A bill with a strong public option looks to me like a bill that can't pass. What am I missing?
That the Reid proposal is a weak public option with state opt-outs? Here's the beauty of it. No one really knows what a public option would ultimately mean. No one really knows what will become of much of these ideas in practice. And that is a real problem for reformers: the unintended consequences could be profound and yet they are also unknowable.
A conservative can say: therefore do nothing. The problem with that is that the status quo is extremely uncomfortable - fiscally and in terms of actual, you know, healthcare. In an insecure economy, it's more than uncomfortable, it's nerve-wracking.

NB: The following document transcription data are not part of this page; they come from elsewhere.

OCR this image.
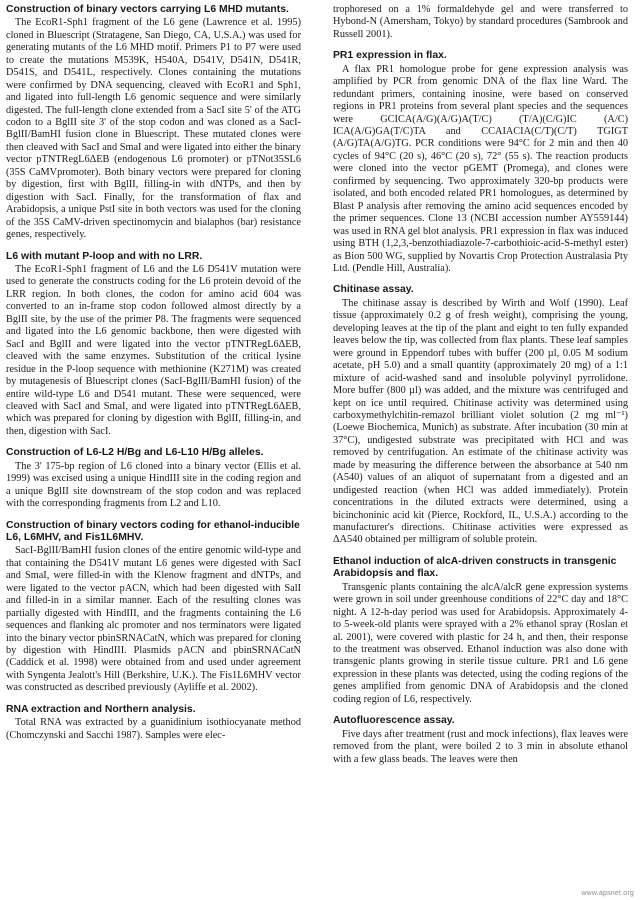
Construction of binary vectors carrying L6 MHD mutants.

The EcoR1-Sph1 fragment of the L6 gene (Lawrence et al. 1995) cloned in Bluescript (Stratagene, San Diego, CA, U.S.A.) was used for generating mutants of the L6 MHD motif. Primers P1 to P7 were used to create the mutations M539K, H540A, D541V, D541N, D541R, D541S, and D541L, respectively. Clones containing the mutations were confirmed by DNA sequencing, cleaved with EcoR1 and Sph1, and ligated into full-length L6 genomic sequence and were similarly digested. The full-length clone extended from a SacI site 5' of the ATG codon to a BglII site 3' of the stop codon and was cloned as a SacI-BglII/BamHI fusion clone in Bluescript. These mutated clones were then cleaved with SacI and SmaI and were ligated into either the binary vector pTNTRegL6ΔEB (endogenous L6 promoter) or pTNot35SL6 (35S CaMVpromoter). Both binary vectors were prepared for cloning by digestion, first with BglII, filling-in with dNTPs, and then by digestion with SacI. Finally, for the transformation of flax and Arabidopsis, a unique PstI site in both vectors was used for the cloning of the 35S CaMV-driven spectinomycin and bialaphos (bar) resistance genes, respectively.

L6 with mutant P-loop and with no LRR.

The EcoR1-Sph1 fragment of L6 and the L6 D541V mutation were used to generate the constructs coding for the L6 protein devoid of the LRR region. In both clones, the codon for amino acid 604 was converted to an in-frame stop codon followed almost directly by a BglII site, by the use of the primer P8. The fragments were sequenced and ligated into the L6 genomic backbone, then were digested with SacI and BglII and were ligated into the vector pTNTRegL6ΔEB, cleaved with the same enzymes. Substitution of the critical lysine residue in the P-loop sequence with methionine (K271M) was created by mutagenesis of Bluescript clones (SacI-BglII/BamHI fusion) of the entire wild-type L6 and D541 mutant. These were sequenced, were cleaved with SacI and SmaI, and were ligated into pTNTRegL6ΔEB, which was prepared for cloning by digestion with BglII, filling-in, and then, digestion with SacI.

Construction of L6-L2 H/Bg and L6-L10 H/Bg alleles.

The 3' 175-bp region of L6 cloned into a binary vector (Ellis et al. 1999) was excised using a unique HindIII site in the coding region and a unique BglII site downstream of the stop codon and was replaced with the corresponding fragments from L2 and L10.

Construction of binary vectors coding for ethanol-inducible L6, L6MHV, and Fis1L6MHV.

SacI-BglII/BamHI fusion clones of the entire genomic wild-type and that containing the D541V mutant L6 genes were digested with SacI and SmaI, were filled-in with the Klenow fragment and dNTPs, and were ligated to the vector pACN, which had been digested with SalI and filled-in in a similar manner. Each of the resulting clones was partially digested with HindIII, and the fragments containing the L6 sequences and flanking alc promoter and nos terminators were ligated into the binary vector pbinSRNACatN, which was prepared for cloning by digestion with HindIII. Plasmids pACN and pbinSRNACatN (Caddick et al. 1998) were obtained from and used under agreement with Syngenta Jealott's Hill (Berkshire, U.K.). The Fis1L6MHV vector was constructed as described previously (Ayliffe et al. 2002).

RNA extraction and Northern analysis.

Total RNA was extracted by a guanidinium isothiocyanate method (Chomczynski and Sacchi 1987). Samples were elec-

trophoresed on a 1% formaldehyde gel and were transferred to Hybond-N (Amersham, Tokyo) by standard procedures (Sambrook and Russell 2001).

PR1 expression in flax.

A flax PR1 homologue probe for gene expression analysis was amplified by PCR from genomic DNA of the flax line Ward. The redundant primers, containing inosine, were based on conserved regions in PR1 proteins from several plant species and the sequences were GCICA(A/G)(A/G)A(T/C) (T/A)(C/G)IC (A/C) ICA(A/G)GA(T/C)TA and CCAIACIA(C/T)(C/T) TGIGT (A/G)TA(A/G)TG. PCR conditions were 94°C for 2 min and then 40 cycles of 94°C (20 s), 46°C (20 s), 72° (55 s). The reaction products were cloned into the vector pGEMT (Promega), and clones were confirmed by sequencing. Two approximately 320-bp products were isolated, and both encoded related PR1 homologues, as determined by Blast P analysis after removing the amino acid sequences encoded by the primer sequences. Clone 13 (NCBI accession number AY559144) was used in RNA gel blot analysis. PR1 expression in flax was induced using BTH (1,2,3,-benzothiadiazole-7-carbothioic-acid-S-methyl ester) as Bion 500 WG, supplied by Novartis Crop Protection Australasia Pty Ltd. (Pendle Hill, Australia).

Chitinase assay.

The chitinase assay is described by Wirth and Wolf (1990). Leaf tissue (approximately 0.2 g of fresh weight), comprising the young, developing leaves at the tip of the plant and eight to ten fully expanded leaves below the tip, was collected from flax plants. These leaf samples were ground in Eppendorf tubes with buffer (200 µl, 0.05 M sodium acetate, pH 5.0) and a small quantity (approximately 20 mg) of a 1:1 mixture of acid-washed sand and insoluble polyvinyl pyrrolidone. More buffer (800 µl) was added, and the mixture was centrifuged and kept on ice until required. Chitinase activity was determined using carboxymethylchitin-remazol brilliant violet solution (2 mg ml⁻¹) (Loewe Biochemica, Munich) as substrate. After incubation (30 min at 37°C), undigested substrate was precipitated with HCl and was removed by centrifugation. An estimate of the chitinase activity was made by measuring the difference between the absorbance at 540 nm (A540) values of an aliquot of supernatant from a digested and an undigested reaction (when HCl was added immediately). Protein concentrations in the diluted extracts were determined, using a bicinchoninic acid kit (Pierce, Rockford, IL, U.S.A.) according to the manufacturer's directions. Chitinase activities were expressed as ΔA540 obtained per milligram of soluble protein.

Ethanol induction of alcA-driven constructs in transgenic Arabidopsis and flax.

Transgenic plants containing the alcA/alcR gene expression systems were grown in soil under greenhouse conditions of 22°C day and 18°C night. A 12-h-day period was used for Arabidopsis. Approximately 4- to 5-week-old plants were sprayed with a 2% ethanol spray (Roslan et al. 2001), were covered with plastic for 24 h, and then, their response to the treatment was observed. Ethanol induction was also done with transgenic plants growing in sterile tissue culture. PR1 and L6 gene expression in these plants was detected, using the coding regions of the genes amplified from genomic DNA of Arabidopsis and the cloned coding region of L6, respectively.

Autofluorescence assay.

Five days after treatment (rust and mock infections), flax leaves were removed from the plant, were boiled 2 to 3 min in absolute ethanol with a few glass beads. The leaves were then

www.apsnet.org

So a conservative can also say: well, let's try it out in a few states and see what happens.
The point of federalism is its abilty to break out of the classic political dilemma: how to change when we are not entirely sure of what change could bring with it? Well: find out. Over time, let's see just how dreadful or helpful a public option is. Let's see if it really does kill off the private sector; let's see if it kills off medical excellence and choice. And let those decisions be made at the most accountable and measurable level: in the states.
It's weird, isn't it, that federalism is becoming an advantage for reform - marriage equality, ending the marijuana prohibition, the public option. But it always was. Conservatism, as I understand it, is not about resisting all change or defending an ideological purity. It's about the least worst, practically relevant solution to emerging problems.